You may again try to convince your parents for this proposal and even tell them about your final decision for this person. You may even inform them that you're living in domestic relationships in a shared household with them and their act of forcing marriage with a person not of your choice will amount to act of domestic violence towards you for which your can make formal complaint against them.
Hope this will make them understand you and will convince them for marriage with person of your choice.
saloni nagar (Querist) 14 September 2018
Thank you sir... for ur valueable advice
Guest (Expert) 14 September 2018
So far as law is concerned, since you have already attained majority, law permits in advance to marry anyone you prefer.

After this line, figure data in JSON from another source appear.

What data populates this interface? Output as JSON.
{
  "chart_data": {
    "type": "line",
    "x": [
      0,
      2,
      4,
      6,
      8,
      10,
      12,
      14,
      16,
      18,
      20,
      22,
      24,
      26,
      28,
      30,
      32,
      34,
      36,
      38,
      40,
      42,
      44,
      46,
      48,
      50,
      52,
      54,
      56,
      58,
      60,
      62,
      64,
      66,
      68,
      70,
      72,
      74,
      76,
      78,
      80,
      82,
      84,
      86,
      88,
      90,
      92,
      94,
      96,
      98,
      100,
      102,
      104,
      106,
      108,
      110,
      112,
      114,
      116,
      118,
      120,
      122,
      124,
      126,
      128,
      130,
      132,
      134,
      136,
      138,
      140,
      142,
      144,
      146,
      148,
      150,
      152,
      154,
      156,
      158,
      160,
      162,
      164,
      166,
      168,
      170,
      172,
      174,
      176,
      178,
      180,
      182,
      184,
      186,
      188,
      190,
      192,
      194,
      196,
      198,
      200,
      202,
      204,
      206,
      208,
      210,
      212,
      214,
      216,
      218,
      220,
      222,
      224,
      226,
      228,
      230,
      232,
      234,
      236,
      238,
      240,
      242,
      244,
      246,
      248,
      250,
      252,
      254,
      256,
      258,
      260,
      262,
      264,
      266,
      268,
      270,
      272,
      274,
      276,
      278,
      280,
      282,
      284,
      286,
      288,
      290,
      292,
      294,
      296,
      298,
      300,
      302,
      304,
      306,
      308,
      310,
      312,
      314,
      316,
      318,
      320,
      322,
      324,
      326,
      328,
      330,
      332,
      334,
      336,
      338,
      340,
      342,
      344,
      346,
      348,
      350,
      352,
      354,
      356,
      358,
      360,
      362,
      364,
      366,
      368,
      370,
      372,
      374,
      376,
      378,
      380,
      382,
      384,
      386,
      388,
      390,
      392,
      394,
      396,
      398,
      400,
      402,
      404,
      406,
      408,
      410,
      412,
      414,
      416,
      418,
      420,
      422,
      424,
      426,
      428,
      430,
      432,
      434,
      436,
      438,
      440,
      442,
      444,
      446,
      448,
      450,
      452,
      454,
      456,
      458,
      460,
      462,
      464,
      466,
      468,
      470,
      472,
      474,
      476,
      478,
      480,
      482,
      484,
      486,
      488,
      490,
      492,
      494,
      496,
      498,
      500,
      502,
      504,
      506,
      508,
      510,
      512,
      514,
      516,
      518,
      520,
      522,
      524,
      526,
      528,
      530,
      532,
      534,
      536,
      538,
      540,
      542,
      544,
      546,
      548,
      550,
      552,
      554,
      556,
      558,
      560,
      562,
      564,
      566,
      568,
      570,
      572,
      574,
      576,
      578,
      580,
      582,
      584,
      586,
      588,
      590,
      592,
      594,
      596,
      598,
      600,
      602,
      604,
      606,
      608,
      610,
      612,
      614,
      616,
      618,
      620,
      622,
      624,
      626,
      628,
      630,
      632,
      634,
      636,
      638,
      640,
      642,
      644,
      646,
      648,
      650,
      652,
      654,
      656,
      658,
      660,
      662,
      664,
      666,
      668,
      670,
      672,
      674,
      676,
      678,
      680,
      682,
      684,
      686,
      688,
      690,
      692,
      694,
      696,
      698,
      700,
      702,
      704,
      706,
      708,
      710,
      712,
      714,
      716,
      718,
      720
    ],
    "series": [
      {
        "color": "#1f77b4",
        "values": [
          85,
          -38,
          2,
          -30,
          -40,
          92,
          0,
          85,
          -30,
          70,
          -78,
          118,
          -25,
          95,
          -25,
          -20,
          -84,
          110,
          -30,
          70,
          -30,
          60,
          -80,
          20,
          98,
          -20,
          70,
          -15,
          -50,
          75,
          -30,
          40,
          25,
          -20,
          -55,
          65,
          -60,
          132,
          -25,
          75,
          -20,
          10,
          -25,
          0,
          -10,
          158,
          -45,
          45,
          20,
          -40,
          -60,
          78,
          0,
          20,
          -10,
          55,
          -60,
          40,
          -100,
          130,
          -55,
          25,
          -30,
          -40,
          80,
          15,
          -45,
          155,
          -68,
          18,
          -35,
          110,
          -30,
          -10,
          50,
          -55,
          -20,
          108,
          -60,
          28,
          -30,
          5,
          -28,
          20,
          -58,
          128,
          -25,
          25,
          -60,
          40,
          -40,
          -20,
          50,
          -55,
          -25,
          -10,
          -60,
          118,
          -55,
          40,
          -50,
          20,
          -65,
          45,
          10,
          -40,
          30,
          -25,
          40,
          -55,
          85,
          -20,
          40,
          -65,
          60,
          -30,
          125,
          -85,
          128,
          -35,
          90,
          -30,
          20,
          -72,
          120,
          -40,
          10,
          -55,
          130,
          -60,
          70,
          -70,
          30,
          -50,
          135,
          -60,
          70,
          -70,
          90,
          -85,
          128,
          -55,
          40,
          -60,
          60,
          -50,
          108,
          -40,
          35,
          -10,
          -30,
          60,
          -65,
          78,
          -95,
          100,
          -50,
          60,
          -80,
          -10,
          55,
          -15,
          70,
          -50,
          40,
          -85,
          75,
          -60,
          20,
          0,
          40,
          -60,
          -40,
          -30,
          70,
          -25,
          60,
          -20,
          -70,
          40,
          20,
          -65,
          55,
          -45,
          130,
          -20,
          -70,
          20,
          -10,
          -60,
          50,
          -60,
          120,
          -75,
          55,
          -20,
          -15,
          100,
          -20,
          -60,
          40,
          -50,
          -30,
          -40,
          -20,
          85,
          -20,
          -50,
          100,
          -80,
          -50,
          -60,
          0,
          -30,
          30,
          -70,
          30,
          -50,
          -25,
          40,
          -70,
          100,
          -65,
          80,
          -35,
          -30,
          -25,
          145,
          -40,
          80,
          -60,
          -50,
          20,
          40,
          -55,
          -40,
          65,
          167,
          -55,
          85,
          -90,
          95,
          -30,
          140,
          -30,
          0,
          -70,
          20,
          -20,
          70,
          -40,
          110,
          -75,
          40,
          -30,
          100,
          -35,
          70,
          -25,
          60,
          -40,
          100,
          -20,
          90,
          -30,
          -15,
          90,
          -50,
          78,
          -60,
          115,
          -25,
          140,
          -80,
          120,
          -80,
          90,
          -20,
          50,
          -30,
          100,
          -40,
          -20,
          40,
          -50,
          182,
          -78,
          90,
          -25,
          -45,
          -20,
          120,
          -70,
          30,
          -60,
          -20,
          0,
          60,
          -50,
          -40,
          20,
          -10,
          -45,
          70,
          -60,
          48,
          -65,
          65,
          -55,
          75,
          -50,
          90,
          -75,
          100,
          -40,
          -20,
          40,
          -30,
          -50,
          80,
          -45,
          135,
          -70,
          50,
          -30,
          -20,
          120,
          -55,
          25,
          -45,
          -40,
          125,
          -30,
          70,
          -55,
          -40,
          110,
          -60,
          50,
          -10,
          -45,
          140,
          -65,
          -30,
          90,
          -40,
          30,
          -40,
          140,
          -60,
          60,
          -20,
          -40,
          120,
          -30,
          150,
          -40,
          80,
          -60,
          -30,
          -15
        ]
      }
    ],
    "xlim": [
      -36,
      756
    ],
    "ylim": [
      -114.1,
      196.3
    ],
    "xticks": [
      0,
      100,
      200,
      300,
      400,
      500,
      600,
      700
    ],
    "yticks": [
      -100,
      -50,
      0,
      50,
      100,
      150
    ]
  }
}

But law cannot compel your parents to give their consent. However, law won't come to your rescue ay the time if any untoward incident occurs to you. That way, law lags much behind of all. That appears only after damage is done. If you try to take help of police by lodging any complaint that is likely to strain your relations much more with your own elders. Consensual marriage is always much better.

So, better try to get consent of your parents and other elders through of your confidante.

Rest depends upon your own wisdom.
Sudhir Kumar, Advocate (Expert) 15 September 2018
Are you both of same gotra
Dr J C Vashista (Expert) 15 September 2018
Reconsider your decision to reject the bridegroom, no parents would (past, present and future) ever approve the boy who is incompatible to their daughter, wherein you will have to compromise for your dream partner. The opinion is "out of law".
Legally no one (including your parents) can compel you to accept the boy to marry, you can reject the proposal and face the consequences.
Guest (Expert) 15 September 2018
Dear Sudhir Kumar,

Apparently, if surname of both is 'Nagar', the gotra cannot be different.

However, on what legal angle you want to reply is known to me. But before that, you may better go through her earlier queries posted four years (2014) before this query. You would find the truth to what extent she has narrated the facts. As per her profile, she is a student.

As per one of her earlier questions, she was being forced even four years before to marry someone else other than her BF, and now also the same position. Before four years, she was 21 and her boy friend was 24, now in these 4 years, both could grow old merely for 3 years (not 25 and 28).

Also, 4 years ago, she wanted to file a case against her parents.

When she got appropriate advice from various experts 4 years ago, what she wants now from the experts, can be anybody's guess..

She is posting merely student's query, as has already been pointed out by me, along with contradictions. at the following thread 4 years earlier:
http://www.lawyersclubindia.com/experts/can-i-leave-my-parents-house-and-live-with-my-boyfriend-and-his-family-512406.asp

Before my first response above, I could not go through her profile page and questions. So, replied in good faith. I am of the view, she is not coming out with facts with appropriate background of the case, even if there is any slightest truth in his story. She seems to be posting academic queries.

No objection, if you want to convey the legal position of the proposed marriage based on the gotra.of the couple. But must see, how the students try to hoodwink the experts.


A. A. JOSE (Expert) 15 September 2018
You are rightly exposed by learned Shri.Dhi gra. It is obvious that you have repeated a fititious query after 4 years! Even if your problem is factually correct , why do I again need fresh advise from the experts without acting as per earlier guidance?